Please. Pretty Please. You have employees that have been with you for over a decade. Do not start treating them all like infants because you have ONE person who may or may not be taking advantage of the situation.

Think of the folks who came to you for help. That really needed it. That helped make a difference in their lives.

Because of our one pain in the ass employee every other employee gets the shaft. We all know why the rules have come down changed. And yes, we hate her for it. While her behavior has led to the rules being changed for everyone, we really, really wish that management would not use such a broad brush when one thin brush would fix the problem.

Please, please, see the bad apple for what it is. If you must change policy, change it to require that it must be for emergency use only and not for things known in advance. Heck, there is a huge difference between a blown engine and a wedding reception. And I was in real estate long enough to know that a closing that requires a couple thousand more than you were told isn’t that uncommon. A wedding isn’t an emergency, especially if one of them isn’t pregnant. :slight_smile:

Gosh, I’m sorry, I still rambled. I’ll think of you when I sign my write up for missing the 2nd day in 3 years not counting maternity leave. (Yes, I worked the day I got pregnant and the day I delivered and called in sick ONCE)

So Foxy40, are you going to tell us what happened, or just leave us hanging?

I called him into my office at 5pm. He took a seat. It went something like this.

Me: I want you to know that I have considered your request for a loan very carefully. Generally I have given loans in the past for emergency use as you well know and have taken advantage of. However, I do not think a wedding reception would constitute an emergency.

Him: Well, it is an emergency of sorts. We weren’t prepared for the amount of guests that are coming from out of town and the hotel rooms they will need.

Me: Again, I am not sure this constitutes an emergency but I have decided to loan you this money. I want to make sure you realize that as with the other loans you have taken, it must be paid back within six months. Before you agree to this loan, you may want to discuss this with (his partner) and make sure this fits into your budget. A credit card would have more liberal repayment terms even if you do need to pay interest.

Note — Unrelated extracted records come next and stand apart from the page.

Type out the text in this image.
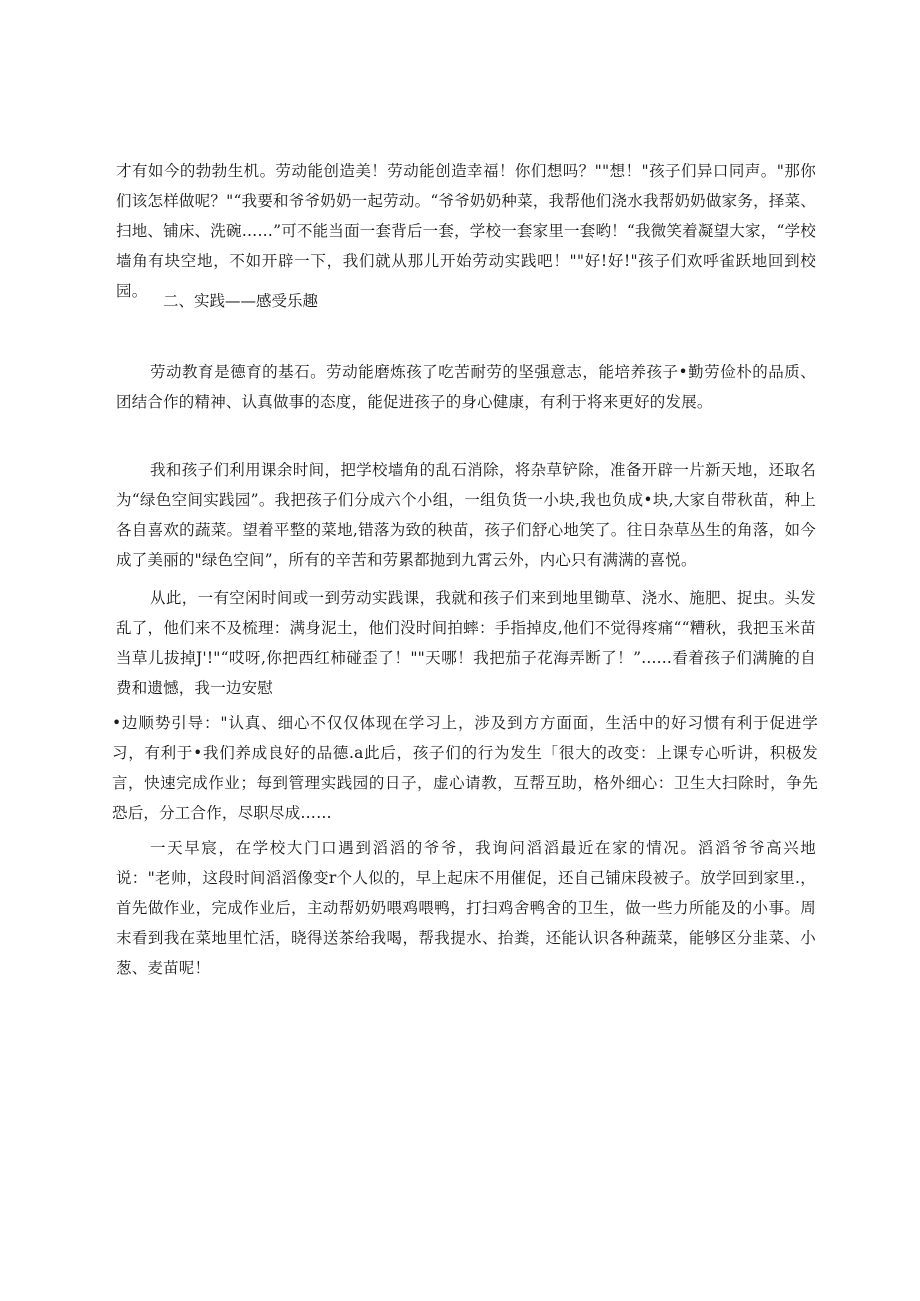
才有如今的勃勃生机。劳动能创造美！劳动能创造幸福！你们想吗？""想！"孩子们异口同声。"那你们该怎样做呢？"“我要和爷爷奶奶一起劳动。“爷爷奶奶种菜，我帮他们浇水我帮奶奶做家务，择菜、扫地、铺床、洗碗……”可不能当面一套背后一套，学校一套家里一套哟！“我微笑着凝望大家，“学校墙角有块空地，不如开辟一下，我们就从那儿开始劳动实践吧！""好!好!"孩子们欢呼雀跃地回到校园。

二、实践——感受乐趣

劳动教育是德育的基石。劳动能磨炼孩了吃苦耐劳的坚强意志，能培养孩子•勤劳俭朴的品质、团结合作的精神、认真做事的态度，能促进孩子的身心健康，有利于将来更好的发展。

我和孩子们利用课余时间，把学校墙角的乱石消除，将杂草铲除，准备开辟一片新天地，还取名为“绿色空间实践园”。我把孩子们分成六个小组，一组负货一小块,我也负成•块,大家自带秋苗，种上各自喜欢的蔬菜。望着平整的菜地,错落为致的秧苗，孩子们舒心地笑了。往日杂草丛生的角落，如今成了美丽的"绿色空间”，所有的辛苦和劳累都抛到九霄云外，内心只有满满的喜悦。

从此，一有空闲时间或一到劳动实践课，我就和孩子们来到地里锄草、浇水、施肥、捉虫。头发乱了，他们来不及梳理：满身泥土，他们没时间拍蟀：手指掉皮,他们不觉得疼痛““糟秋，我把玉米苗当草儿拔掉J'!"“哎呀,你把西红柿碰歪了！""天哪！我把茄子花海弄断了！”......看着孩子们满腌的自费和遗憾，我一边安慰

•边顺势引导："认真、细心不仅仅体现在学习上，涉及到方方面面，生活中的好习惯有利于促进学习，有利于•我们养成良好的品德.a此后，孩子们的行为发生「很大的改变：上课专心听讲，积极发言，快速完成作业；每到管理实践园的日子，虚心请教，互帮互助，格外细心：卫生大扫除时，争先恐后，分工合作，尽职尽成……

一天早宸，在学校大门口遇到滔滔的爷爷，我询问滔滔最近在家的情况。滔滔爷爷高兴地说："老帅，这段时间滔滔像变r个人似的，早上起床不用催促，还自己铺床段被子。放学回到家里.，首先做作业，完成作业后，主动帮奶奶喂鸡喂鸭，打扫鸡舍鸭舍的卫生，做一些力所能及的小事。周末看到我在菜地里忙活，晓得送茶给我喝，帮我提水、抬粪，还能认识各种蔬菜，能够区分韭菜、小葱、麦苗呢！
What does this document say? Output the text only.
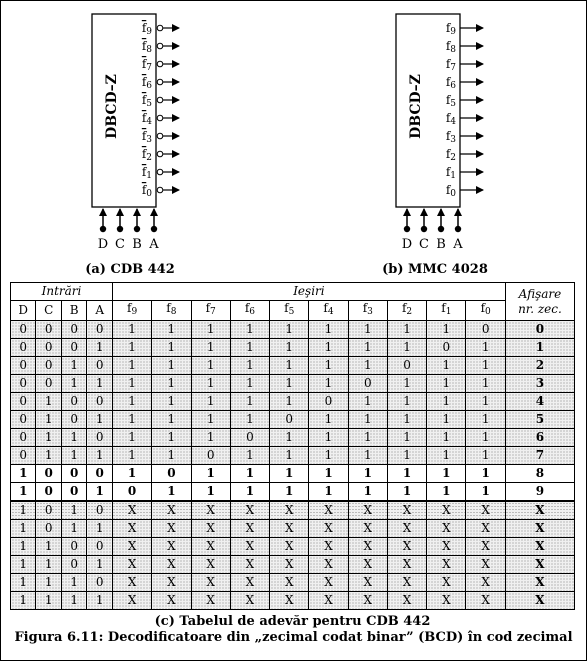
DBCD–Z
f9
f8
f7
f6
f5
f4
f3
f2
f1
f0
D C B A
DBCD–Z
f9
f8
f7
f6
f5
f4
f3
f2
f1
f0
D C B A
(a) CDB 442	(b) MMC 4028
Intrări				Ieşiri										Afişare
nr. zec.
D	C	B	A	$\overline{f}_9$	$\overline{f}_8$	$\overline{f}_7$	$\overline{f}_6$	$\overline{f}_5$	$\overline{f}_4$	$\overline{f}_3$	$\overline{f}_2$	$\overline{f}_1$	$\overline{f}_0$
0	0	0	0	1	1	1	1	1	1	1	1	1	0	0
0	0	0	1	1	1	1	1	1	1	1	1	0	1	1
0	0	1	0	1	1	1	1	1	1	1	0	1	1	2
0	0	1	1	1	1	1	1	1	1	0	1	1	1	3
0	1	0	0	1	1	1	1	1	0	1	1	1	1	4
0	1	0	1	1	1	1	1	0	1	1	1	1	1	5
0	1	1	0	1	1	1	0	1	1	1	1	1	1	6
0	1	1	1	1	1	0	1	1	1	1	1	1	1	7
1	0	0	0	1	0	1	1	1	1	1	1	1	1	8
1	0	0	1	0	1	1	1	1	1	1	1	1	1	9
1	0	1	0	X	X	X	X	X	X	X	X	X	X	X
1	0	1	1	X	X	X	X	X	X	X	X	X	X	X
1	1	0	0	X	X	X	X	X	X	X	X	X	X	X
1	1	0	1	X	X	X	X	X	X	X	X	X	X	X
1	1	1	0	X	X	X	X	X	X	X	X	X	X	X
1	1	1	1	X	X	X	X	X	X	X	X	X	X	X
(c) Tabelul de adevăr pentru CDB 442														
Figura 6.11: Decodificatoare din „zecimal codat binar” (BCD) în cod zecimal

I have also heard (thanks dopers) that there is a possibility that you could take a loan out on your 401K. Do you want me to look into that?
Him: No. That is my only savings and I don’t want to disturb that money right now.

Me: Okay. I also want you to know that I am going to need to limit loans to once every two years since the paperwork and payroll deductions involved are taking a toll on accounting and it really isn’t in their job description to handle these types of things. I want to make sure that the fund that I have for these loans is available for those really in need.

Him: Yes, I understand but you do know that this is very important to me.

Me: Yes and I am very happy for you.

I then told him how much it would be and he said he would get back to me today about whether or not he can afford it. He seemed shocked at the high amount. I don’t know if he expected to pay it back over years but that certainly is not going to happen. I haven’t seen him yet today.

I appreciate the help and advice. I was inclined to say no but I agree that turning him down could cause problems that I don’t want to deal with.

Very well done.

Very well done indeed.

Nice work.

Stranger

Heh, I can only imagine his surprise when you told him he’d have to pay back 666 dollars per month. LOL! Not the number you want associated with your wedding!

Very well done. Gracious and generous, but you made your point. Bravo!

Auntbeast

So you didn’t take a sick day to have sex? :confused:

I have to rush to work, so I can’t stay to read all the responses, but if it hasn’t been said yet…
**
‘Emergency funds’ are for small, quickly-needed amounts that it’s not feasible to get a personal loan for. ** For example, $500 to fix the car. $200 for that unexpected dentist’s bill.

Once a figure is high enough to justify taking a proper personal loan, then that’s what employees should do.

If that’s not your policy at present, it should be. In writing, if need be.